Вот здесь он сидел, потом, увидев страшилище, вскочил и наткнулся на соседнюю могилу, — кажется, даже деревянный крест наклонился… Ползая на коленях, он шарил руками в мокрой траве, окружающей холмики, просовывал руки в щели ограды, но часов нигде не было видно. Больше страха он не ощущал, знал, что и часы никуда деться не могли, но найти их сейчас просто было необходимо: что он утром скажет отцу?..
И он нашел их. Хронометр блеснул ему из ложбинки меж двух могил. Он лежал задней крышкой кверху по соседству с живыми цветами, щедро осыпанными сверкающей росой. И такая радость всколыхнулась в груди мальчишки, что он прижал холодный хронометр к губам и, даже не взглянув на циферблат, спрятал в карман. Снова усевшись у могилы Святополка, он взглянул на купол церкви, купающийся в лунном сиянии, потом стал смотреть на небо. Сколько там было звезд! Туманный Млечный Путь протянулся над кладбищем и исчезал за кронами высоких деревьев. Одни звезды светили ровно, ярко, другие, как маяки, то появляясь, то исчезая, посверкивали из черной бездны, третьи ежесекундно меняли свой цвет от белого до бледно-красного. А луна, заметно стершаяся с одной стороны, лениво плыла по небу, считая звезды. И за ней тянулся колеблющийся голубоватый свет.
Страха не было. Он понял, что ничего с ним здесь не может случиться, даже если он просидит на могиле всю ночь. Бедный маленький Святополк мертв. Мертвы и все остальные, что лежат в глубоких могилах. И никакая сила в мире больше их не поднимет. Лежать им в сырой земле, пока не превратятся в прах и не смешаются с ней.
Позади монотонно шуршало: «кап-кап-кап…», но он даже не оглядывался, и так знал, что это с потолка склепа падают в черную лужу на полу тяжелые капли. Он даже представил, как они набухают, вспуучиваются на сером каменном потолке, затем вытягиваются головастиком с тоненьким хвостом и звучно шлепаются.

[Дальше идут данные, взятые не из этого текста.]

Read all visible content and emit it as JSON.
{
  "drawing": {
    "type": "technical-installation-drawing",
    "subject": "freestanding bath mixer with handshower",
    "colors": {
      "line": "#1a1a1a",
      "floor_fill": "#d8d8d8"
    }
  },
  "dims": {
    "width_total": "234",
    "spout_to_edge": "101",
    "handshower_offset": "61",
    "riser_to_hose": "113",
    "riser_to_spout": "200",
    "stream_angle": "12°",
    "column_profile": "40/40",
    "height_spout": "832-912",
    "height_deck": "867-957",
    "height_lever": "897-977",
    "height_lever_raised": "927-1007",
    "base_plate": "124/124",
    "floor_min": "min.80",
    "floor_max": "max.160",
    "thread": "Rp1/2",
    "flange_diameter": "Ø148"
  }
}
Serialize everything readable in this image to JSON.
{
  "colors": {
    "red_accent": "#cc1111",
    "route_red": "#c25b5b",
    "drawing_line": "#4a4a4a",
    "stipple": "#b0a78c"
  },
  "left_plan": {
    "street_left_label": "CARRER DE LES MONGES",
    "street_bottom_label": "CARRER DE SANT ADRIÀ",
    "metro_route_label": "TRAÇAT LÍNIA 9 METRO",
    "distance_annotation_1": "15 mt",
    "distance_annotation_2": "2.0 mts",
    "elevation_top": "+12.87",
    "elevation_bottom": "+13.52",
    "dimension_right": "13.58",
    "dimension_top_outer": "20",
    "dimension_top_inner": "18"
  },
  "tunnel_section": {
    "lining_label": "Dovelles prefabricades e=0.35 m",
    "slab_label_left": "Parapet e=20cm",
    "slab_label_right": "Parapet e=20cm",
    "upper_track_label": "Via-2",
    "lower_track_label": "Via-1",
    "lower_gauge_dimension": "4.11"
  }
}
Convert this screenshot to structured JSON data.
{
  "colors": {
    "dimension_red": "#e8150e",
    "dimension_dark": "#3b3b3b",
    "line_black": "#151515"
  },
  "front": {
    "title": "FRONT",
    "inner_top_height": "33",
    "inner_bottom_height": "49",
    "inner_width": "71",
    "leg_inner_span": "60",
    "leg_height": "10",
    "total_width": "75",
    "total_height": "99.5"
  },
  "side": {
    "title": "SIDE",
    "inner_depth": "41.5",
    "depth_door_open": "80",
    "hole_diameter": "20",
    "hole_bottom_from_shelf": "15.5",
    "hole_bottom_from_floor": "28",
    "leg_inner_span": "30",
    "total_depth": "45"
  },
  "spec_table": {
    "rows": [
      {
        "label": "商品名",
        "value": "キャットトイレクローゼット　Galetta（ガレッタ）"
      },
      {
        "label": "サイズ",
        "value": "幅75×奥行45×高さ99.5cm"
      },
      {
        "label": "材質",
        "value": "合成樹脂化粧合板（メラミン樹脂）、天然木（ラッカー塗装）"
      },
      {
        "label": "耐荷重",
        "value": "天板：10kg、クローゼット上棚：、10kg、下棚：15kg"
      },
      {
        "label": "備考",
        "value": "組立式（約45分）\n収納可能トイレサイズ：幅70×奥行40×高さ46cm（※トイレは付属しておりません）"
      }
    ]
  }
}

Страх ушел, зато навалилась сонливость. Еще какое-то время он боролся с ней, но постепенно голова его склонилась к коленям, слипающиеся глаза сомкнулись и он заснул, убаюканный монотонным «кап-кап-кап».
— Ратмир! — тоненьким голосом кричал ему в ухо Святополк. — Ратми-ир! Ты-ы живой?
Раскрыв глаза, он секунду соображал, где он, затем, вспомнив, вскочил с земли и прислушался. Немного погодя голос Тоньки Савельевой испуганно позвал:
— Ратмир! Ты что, умер?
Прыгая через могилы, он бросился к кладбищенской стене. Было темно, луна с неба куда-то исчезла, лишь звезды по-прежнему брызгали из бесконечности в глаза тоненькими острыми лучиками, которые, как утверждает учитель, идут от звезды до Земли сотни тысяч лет.